The Indigenous Affairs Minister, who as Territory senator is the CLP’s only representative in the Turnbull government and whose mantra has been mostly “more kids at school, more adults in real jobs”, watched ashen-faced on Saturday evening as the election results came in.
Criticism of Scullion’s handling of his portfolio, already sharp, will increase. A pending Australian National Audit Office review of the Indigenous Advancement Strategy, the government’s centrepiece funding policy, will likely be even more devastating than the recent Senate inquiry into the same vehicle.
That audit is due in December — the Senate inquiry reported in March that the strategy’s 2014 implementation, involving the collapsing of 150 indigenous-specific programs into five streams and the corralling of an $8.6 billion four-year budget into the Department of Prime Minister and Cabinet, had been a shambles.

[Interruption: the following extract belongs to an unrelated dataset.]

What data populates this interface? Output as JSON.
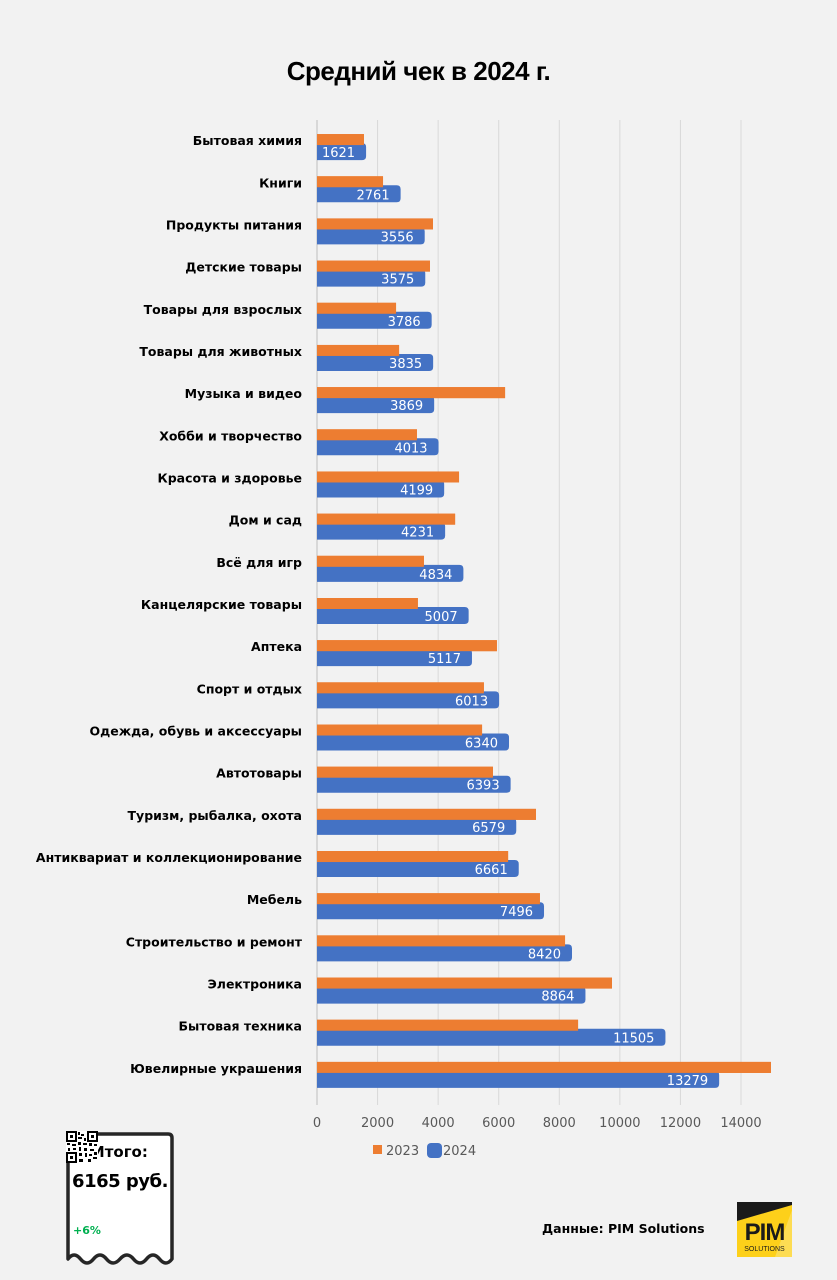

“It was a bureaucratic process of officers of the department out there deciding what was needed by communities, when in fact … you should be engaging with the community to work out what the community is saying,” Mick Gooda, whose royal commission into juvenile detention in the NT is about to get under way, told the committee.
Which is a key takeaway of Saturday’s vote. The candidates who did best in the bush were those with strong local support bases and who were seen to be listening to communities’ needs. Nor, it should be noted, do people necessarily distinguish between Territory and federal programs and funding.
The matey, blokey relationship between Scullion and Adam Giles, even as a sizeable sector of the Territory’s indigenous community feared CLP plans to enact changes to the Land Rights Act, will likely not be reproduced with Michael Gunner.
The new chief minister will be acutely aware of the indigenous affairs policy landscape that helped get him elected, and surely will be at pains to press Scullion on it.
From the Conversation
Labor easily win the NT election
At the 2012 Northern Territory election, the Country Liberal Party (CLP) won 16 of 25 seats, to 8 for Labor and 1 Independent. During a chaotic term, 4 CLP and 1 Labor members defected to sit as Independents, so the pre-election parliamentary numbers were 12 CLP, 7 Labor and 6 Independents.
At yesterday’s NT election, the ABC is calling 15 of 25 seats for Labor, 1 for the CLP and 3 for Independents, with 6 in some doubt. The ABC’s prediction is 18 Labor, 3 CLP and 4 Independents. Even if Labor loses all doubtful seats, they would still have a clear majority.
Two of the doubtful seats – Blain and Nhulunbuy – are cases where the incorrect final two candidates were selected on election night. The electoral commission will need to redo the two candidate count in those seats. Former chief minister Terry Mills, who was deposed by Adam Giles in the last term, will need a strong flow of preferences from the CLP in Blain.
Giles himself is in trouble in his own seat of Braitling, trailing Labor by 21 votes on a swing of almost 20 points. Former Labor leader Delia Lawrie is likely to hold her seat of Karama as an Independent; she leads by 51.2-48.8.
Overall primary votes were 43.1% for Labor (up 6.6), 31.7% for the CLP (down 18.9), 3.5% for the new 1 Territory Party, 2.8% for the Greens (down 0.5) and 18.9% for all Others (up 9.3). The Others were mostly Independents. The Poll Bludger has a breakdown of the votes and seats for each region.
There are still some booths that have not yet been added to counts, particularly in remote seats. However, most electorates are reporting postal counts, so it is unlikely that the CLP’s position will improve post-election, in the way the Federal Coalition’s position improved. Counting will resume tomorrow morning.
At this election, the voting system was changed to optional preferential voting; previous NT elections used compulsory preferential voting. However, this change appears to have helped Labor. In Braitling, Labor trails by 10.4% on primary votes, but leads by 0.4% after preferences. It is likely that minor party voters who were hostile to the CLP put the CLP last, while those who were better disposed to the CLP followed the CLP’s advice, and just voted “1”.